To benchmark the single core performance for black-box or pull-star approaches, run:

./build/bench/bin/rxbench [-m mode] [-q query_file] [-r res_file] [-d data-structure] [-e executor_type] [-b benchmark] [file]

mode specifies whether the data structure should be constructed on file (1) or should should be read from file (0).

query_file specifies the path to the file containing RegEx queries (see queries/ for sample queries).

res_file specifies the path to the output file for the results.

data-structure specifies which index to use (same mapping as described above).

executor_type specifies whether Black-Box (0) or Pull-Star (1) approach should be used.

benchmark specifies the benchmark-type, and should be set to "regex-latency".

file specifies the input, as before. Note that even if reading the index from its serialized version, specify the name of the original input file.

Example:

./build/bench/bin/rxbench -m 0 -q queries/queries.regex -r regex-latency.txt -d 3 -e 1 -b "latency-regex" data/sample.data

Running Multi-core Benchmark

To benchmark the multi-core performance for black-box or pull-star approaches, we use thrift as the communication system between different processes which run on different cores. To this end, the query engine must be started as a service before running the benchmarks.

Before starting the service, modify parameters in conf/pullstar-env.sh.

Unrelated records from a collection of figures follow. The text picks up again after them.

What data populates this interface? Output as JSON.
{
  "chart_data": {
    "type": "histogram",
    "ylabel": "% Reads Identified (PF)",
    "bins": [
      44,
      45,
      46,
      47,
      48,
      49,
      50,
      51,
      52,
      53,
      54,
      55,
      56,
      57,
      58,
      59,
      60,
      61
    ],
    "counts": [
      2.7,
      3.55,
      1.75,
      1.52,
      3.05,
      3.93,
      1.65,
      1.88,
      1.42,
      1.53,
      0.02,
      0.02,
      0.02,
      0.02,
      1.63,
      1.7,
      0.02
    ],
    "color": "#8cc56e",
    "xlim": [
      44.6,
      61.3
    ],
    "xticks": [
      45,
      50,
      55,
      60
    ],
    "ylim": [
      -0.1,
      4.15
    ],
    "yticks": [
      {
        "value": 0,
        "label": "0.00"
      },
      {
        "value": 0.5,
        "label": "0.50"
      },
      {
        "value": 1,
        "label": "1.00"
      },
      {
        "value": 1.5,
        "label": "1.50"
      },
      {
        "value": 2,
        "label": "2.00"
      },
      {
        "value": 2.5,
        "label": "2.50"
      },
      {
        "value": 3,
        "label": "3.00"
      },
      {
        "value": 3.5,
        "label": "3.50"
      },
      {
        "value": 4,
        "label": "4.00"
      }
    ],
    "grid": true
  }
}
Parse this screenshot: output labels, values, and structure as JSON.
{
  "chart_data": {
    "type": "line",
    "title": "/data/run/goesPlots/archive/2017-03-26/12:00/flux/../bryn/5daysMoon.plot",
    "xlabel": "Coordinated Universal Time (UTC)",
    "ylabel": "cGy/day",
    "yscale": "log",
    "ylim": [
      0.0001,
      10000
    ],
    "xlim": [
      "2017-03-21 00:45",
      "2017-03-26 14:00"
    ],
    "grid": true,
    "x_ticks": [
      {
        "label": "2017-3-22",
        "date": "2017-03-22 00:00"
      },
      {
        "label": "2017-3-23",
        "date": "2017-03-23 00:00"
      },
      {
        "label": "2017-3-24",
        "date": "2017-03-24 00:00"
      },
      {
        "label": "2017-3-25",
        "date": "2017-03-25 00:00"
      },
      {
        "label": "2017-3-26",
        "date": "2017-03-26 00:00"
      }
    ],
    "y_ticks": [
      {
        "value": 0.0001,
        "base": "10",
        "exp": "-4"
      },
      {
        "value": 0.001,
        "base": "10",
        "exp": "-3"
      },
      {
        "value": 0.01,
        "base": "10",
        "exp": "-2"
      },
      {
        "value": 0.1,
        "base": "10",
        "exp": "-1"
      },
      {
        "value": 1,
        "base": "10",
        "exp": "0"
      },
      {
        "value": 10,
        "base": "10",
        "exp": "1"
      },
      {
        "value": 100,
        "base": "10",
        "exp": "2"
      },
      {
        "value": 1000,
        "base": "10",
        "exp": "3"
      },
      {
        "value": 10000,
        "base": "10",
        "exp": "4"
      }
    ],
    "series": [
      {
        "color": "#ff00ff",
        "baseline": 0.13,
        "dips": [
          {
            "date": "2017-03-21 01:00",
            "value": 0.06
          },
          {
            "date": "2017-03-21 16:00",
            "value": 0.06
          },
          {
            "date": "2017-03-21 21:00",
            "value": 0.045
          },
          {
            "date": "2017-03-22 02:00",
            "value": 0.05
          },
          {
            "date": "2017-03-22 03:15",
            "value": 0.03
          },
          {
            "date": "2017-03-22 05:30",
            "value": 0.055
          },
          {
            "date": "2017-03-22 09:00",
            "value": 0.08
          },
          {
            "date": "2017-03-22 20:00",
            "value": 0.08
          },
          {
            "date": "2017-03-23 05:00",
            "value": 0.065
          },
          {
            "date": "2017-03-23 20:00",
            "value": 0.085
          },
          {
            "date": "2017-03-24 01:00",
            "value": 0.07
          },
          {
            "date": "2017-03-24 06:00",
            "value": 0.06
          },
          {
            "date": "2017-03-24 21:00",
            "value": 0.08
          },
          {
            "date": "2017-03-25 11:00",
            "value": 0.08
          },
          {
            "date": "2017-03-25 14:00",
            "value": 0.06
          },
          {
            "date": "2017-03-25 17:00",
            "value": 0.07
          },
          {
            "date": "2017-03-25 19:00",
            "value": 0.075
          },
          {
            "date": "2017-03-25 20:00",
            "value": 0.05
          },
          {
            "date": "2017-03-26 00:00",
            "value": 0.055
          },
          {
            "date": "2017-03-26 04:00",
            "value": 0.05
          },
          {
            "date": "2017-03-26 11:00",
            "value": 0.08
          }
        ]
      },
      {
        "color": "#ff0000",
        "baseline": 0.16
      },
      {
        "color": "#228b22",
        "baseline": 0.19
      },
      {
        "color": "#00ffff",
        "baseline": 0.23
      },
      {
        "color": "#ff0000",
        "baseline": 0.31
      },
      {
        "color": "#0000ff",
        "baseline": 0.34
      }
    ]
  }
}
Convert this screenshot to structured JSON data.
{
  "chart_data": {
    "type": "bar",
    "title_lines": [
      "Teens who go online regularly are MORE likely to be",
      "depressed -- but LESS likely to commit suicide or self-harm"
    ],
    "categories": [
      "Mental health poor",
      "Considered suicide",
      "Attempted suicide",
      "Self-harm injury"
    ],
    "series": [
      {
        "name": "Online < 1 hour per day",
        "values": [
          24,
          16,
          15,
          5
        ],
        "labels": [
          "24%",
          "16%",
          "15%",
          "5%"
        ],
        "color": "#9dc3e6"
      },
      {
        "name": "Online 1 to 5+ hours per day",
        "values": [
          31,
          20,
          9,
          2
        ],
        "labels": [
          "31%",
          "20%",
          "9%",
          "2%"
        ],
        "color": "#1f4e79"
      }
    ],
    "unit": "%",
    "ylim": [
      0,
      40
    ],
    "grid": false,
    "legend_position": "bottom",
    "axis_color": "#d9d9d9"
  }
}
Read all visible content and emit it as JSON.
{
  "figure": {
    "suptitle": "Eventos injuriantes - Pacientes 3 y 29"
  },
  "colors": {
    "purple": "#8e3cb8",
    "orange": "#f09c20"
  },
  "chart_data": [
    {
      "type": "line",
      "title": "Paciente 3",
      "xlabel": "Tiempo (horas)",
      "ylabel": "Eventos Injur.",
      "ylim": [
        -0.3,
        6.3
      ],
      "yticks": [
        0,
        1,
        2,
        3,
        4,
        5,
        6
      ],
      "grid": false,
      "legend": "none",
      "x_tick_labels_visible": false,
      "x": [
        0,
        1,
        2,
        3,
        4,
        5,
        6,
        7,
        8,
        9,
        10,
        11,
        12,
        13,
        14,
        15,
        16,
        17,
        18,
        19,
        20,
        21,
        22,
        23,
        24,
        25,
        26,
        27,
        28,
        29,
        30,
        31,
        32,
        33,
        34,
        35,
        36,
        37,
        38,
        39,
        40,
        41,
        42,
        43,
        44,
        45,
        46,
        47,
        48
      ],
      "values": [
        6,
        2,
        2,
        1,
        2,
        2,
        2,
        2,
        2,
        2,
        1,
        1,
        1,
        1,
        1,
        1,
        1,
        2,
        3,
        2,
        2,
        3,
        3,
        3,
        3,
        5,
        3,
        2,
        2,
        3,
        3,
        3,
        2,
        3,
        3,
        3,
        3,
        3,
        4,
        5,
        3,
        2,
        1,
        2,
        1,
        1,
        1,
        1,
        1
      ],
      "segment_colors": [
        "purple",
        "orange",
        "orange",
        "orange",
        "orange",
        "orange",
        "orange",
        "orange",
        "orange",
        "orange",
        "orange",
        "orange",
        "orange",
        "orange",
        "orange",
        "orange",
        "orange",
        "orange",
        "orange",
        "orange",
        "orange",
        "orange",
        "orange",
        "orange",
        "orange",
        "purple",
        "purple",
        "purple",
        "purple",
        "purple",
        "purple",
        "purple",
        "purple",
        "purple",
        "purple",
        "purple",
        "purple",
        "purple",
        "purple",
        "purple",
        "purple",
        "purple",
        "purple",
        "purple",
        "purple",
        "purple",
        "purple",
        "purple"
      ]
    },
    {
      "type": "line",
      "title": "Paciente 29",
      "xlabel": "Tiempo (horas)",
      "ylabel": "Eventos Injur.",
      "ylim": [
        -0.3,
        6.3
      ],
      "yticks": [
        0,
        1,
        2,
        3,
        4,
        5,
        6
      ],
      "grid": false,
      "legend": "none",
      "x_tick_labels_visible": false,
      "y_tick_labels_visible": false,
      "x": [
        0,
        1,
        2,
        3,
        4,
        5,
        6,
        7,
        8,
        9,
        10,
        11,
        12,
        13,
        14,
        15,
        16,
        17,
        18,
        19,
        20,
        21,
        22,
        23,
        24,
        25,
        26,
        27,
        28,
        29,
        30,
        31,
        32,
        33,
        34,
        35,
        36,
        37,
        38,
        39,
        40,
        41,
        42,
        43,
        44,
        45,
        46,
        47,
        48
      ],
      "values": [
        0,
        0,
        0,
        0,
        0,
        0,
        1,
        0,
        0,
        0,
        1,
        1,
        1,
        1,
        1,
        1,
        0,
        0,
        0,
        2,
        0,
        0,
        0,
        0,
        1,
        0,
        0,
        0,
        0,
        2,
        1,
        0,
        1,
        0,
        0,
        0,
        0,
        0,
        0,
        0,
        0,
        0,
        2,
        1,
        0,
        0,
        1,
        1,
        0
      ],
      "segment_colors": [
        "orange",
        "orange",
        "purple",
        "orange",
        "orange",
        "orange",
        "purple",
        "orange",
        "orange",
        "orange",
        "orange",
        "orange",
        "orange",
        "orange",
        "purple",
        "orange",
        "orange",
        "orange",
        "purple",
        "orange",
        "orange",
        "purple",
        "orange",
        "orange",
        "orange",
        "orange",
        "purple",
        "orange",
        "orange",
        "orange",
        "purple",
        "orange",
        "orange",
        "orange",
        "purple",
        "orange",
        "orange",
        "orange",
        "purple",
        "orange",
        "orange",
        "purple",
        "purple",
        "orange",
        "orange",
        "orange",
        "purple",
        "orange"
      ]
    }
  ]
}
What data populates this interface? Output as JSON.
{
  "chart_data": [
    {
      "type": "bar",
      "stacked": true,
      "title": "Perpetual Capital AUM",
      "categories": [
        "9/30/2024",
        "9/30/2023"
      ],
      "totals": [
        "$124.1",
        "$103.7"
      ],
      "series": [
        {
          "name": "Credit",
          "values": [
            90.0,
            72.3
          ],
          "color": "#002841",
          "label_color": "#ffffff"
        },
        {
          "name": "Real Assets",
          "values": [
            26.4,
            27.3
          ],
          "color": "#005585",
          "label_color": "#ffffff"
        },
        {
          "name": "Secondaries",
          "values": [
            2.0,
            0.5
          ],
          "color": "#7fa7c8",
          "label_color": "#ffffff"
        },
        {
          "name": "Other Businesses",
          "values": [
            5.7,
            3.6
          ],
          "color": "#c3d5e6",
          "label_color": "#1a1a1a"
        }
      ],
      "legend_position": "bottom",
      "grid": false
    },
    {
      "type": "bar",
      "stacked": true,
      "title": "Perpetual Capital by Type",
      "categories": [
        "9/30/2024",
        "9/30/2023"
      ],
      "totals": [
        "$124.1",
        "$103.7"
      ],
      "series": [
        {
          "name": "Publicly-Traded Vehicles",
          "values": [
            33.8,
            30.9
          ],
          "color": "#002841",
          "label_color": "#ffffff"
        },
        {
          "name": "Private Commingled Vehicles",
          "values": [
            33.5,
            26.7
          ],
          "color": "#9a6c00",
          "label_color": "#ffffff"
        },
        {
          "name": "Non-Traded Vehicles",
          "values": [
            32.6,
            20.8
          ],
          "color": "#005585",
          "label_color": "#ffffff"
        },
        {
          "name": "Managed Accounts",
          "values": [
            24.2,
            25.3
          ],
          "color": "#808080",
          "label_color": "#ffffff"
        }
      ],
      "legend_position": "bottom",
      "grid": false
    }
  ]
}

Note that the DATA\_PATH must point to the directory containing the different shards (each shard would correspond to a different core) encoded with the correct DATA\_STRUCTURE. Each shard must be named $DATA\_PATH/data\_${i}.${suffix}, where ${i} ranges from 0 to NUM_SHARDS-1, and ${suffix} is the suffix assigned to the serialized shard by the construct tool (e.g., .st for Suffix Trees, .cst for Compressed Suffix Trees, etc.).

To start the service, run:

./sbin/start-all.sh

Once the service is started, you can benchmark the multicore performance by running:

./build/bench/bin/rxbench -t [-q query_file] [-r res_file] [-b benchmark]

-t instructs the benchmark tool to run the benchmark in the multi-core mode. Other parameters have the same meaning as the single-core benchmark.